Pony bead strung onto a jumbo paper clip
Sew a small mesh fabric tube, place a marble inside, and sew ends closed so the child can push the marble back and forth inside the tube.
Which children benefit the most from sensory seating?
Sensory seating is designed for children who fidget in the classroom. If they seem to be a “sensory seeker” and move about in their seats, they may be seeking vestibular input. They are using the movement or help them attend and stay focused. Some students need more movement than others. Some students need information from proprioceptive sense – they struggle to know where their body is. They may rock back and forth, constant move or fidget, slump in chair or get up often to talk with the teacher. Students move to stay alert, get organized, regulated and focused.
Sensory cushions or chairs can help in the classroom or while doing homework. It allows them to move in subtle ways but not be distracting or inappropriate during classroom time, mealtime or homework time.
Some options are wobble cusions, Southpaw Zuma Rocker, a one-legged stool or a ball chair.
Wobble cushion is airfilled and can be placed on the student’s chair. Make sure it is having an affect on their regulation and focus. If not, the cushion may not be the answer.
The movement cushion should have enough air in it so that it is unstable when the child sits on it. If it is too deflated, the child will touch the bottom of the cushion when they sit down.
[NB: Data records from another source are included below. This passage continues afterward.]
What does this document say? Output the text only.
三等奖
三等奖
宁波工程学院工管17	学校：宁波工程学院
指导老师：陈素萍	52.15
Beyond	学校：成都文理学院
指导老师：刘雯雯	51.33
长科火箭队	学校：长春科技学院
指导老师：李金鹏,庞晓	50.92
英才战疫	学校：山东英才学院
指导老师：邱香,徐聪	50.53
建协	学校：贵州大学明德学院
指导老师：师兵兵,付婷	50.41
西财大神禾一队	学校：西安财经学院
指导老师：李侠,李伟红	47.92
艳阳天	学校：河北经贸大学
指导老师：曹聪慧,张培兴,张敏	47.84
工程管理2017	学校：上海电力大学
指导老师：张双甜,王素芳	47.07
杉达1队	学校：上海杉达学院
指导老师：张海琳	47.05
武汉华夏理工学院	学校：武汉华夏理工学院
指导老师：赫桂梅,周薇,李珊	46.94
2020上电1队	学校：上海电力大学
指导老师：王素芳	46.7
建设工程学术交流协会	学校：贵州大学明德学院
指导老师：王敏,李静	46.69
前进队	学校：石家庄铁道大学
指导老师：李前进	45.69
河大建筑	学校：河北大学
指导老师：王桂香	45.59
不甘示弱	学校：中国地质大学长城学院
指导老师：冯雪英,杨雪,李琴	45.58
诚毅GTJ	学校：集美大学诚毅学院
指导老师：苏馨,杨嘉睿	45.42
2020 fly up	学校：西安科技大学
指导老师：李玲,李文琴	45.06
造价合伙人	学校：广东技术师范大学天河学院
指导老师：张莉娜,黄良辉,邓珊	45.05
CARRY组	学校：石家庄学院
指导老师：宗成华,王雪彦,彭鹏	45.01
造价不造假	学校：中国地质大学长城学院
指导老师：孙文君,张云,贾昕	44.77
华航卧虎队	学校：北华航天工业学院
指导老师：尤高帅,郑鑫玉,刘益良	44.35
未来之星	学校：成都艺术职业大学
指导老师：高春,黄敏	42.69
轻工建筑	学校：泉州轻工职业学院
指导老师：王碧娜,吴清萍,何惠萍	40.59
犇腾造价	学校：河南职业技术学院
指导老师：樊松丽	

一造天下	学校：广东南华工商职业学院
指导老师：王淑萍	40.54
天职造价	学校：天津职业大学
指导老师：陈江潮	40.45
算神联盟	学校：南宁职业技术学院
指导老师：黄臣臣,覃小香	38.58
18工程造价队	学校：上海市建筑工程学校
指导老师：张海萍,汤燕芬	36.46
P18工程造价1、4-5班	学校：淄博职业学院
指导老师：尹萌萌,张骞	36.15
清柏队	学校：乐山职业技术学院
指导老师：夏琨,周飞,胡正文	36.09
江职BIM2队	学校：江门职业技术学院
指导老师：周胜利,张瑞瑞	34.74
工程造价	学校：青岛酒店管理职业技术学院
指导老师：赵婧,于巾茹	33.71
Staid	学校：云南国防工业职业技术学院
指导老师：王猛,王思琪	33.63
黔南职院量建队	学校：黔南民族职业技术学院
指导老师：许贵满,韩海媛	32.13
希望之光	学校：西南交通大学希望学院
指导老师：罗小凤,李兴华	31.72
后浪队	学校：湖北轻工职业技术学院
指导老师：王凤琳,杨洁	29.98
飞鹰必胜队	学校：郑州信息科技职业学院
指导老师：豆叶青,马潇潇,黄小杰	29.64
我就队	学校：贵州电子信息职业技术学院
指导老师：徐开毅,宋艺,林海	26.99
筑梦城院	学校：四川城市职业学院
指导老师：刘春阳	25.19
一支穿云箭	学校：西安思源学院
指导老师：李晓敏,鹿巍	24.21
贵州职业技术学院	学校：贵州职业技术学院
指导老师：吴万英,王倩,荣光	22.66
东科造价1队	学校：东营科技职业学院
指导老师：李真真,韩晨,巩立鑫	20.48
If it is over inflated, the cushion will rock side to side like a sea-saw even when no student is sitting on it.
The base of the cushion should be stable, but when seated on the wobble cushion in the classroom the student should be able to move gently as they are seated. The amount of air will also change depending on the student’s size as heavier students will need slightly more air than lighter students.
Make sure the child’s feet touch the ground and they sit back on the chair. Cushion should fit the student and chair as well. Don’t have child use a weighted lap piece or weighted vest – they may fall off chair or struggle with all of the input at one time.
ALWAYS MONITOR THE AFFECTS OF THE SEATING SOLUTION!
- Does the seating improve child’s focus?
- Can the child answer more questions and follow directions better?
- Are they less disruptive when on seating system.
- Do they stay in the seat longer?
DISCONTINUE SEATING IF:
- The student is not listening or completely distracted while on the seat.
- Student fidgets even more?
- Child moves round classroom more?
- Student is not as engaged in classroom activities.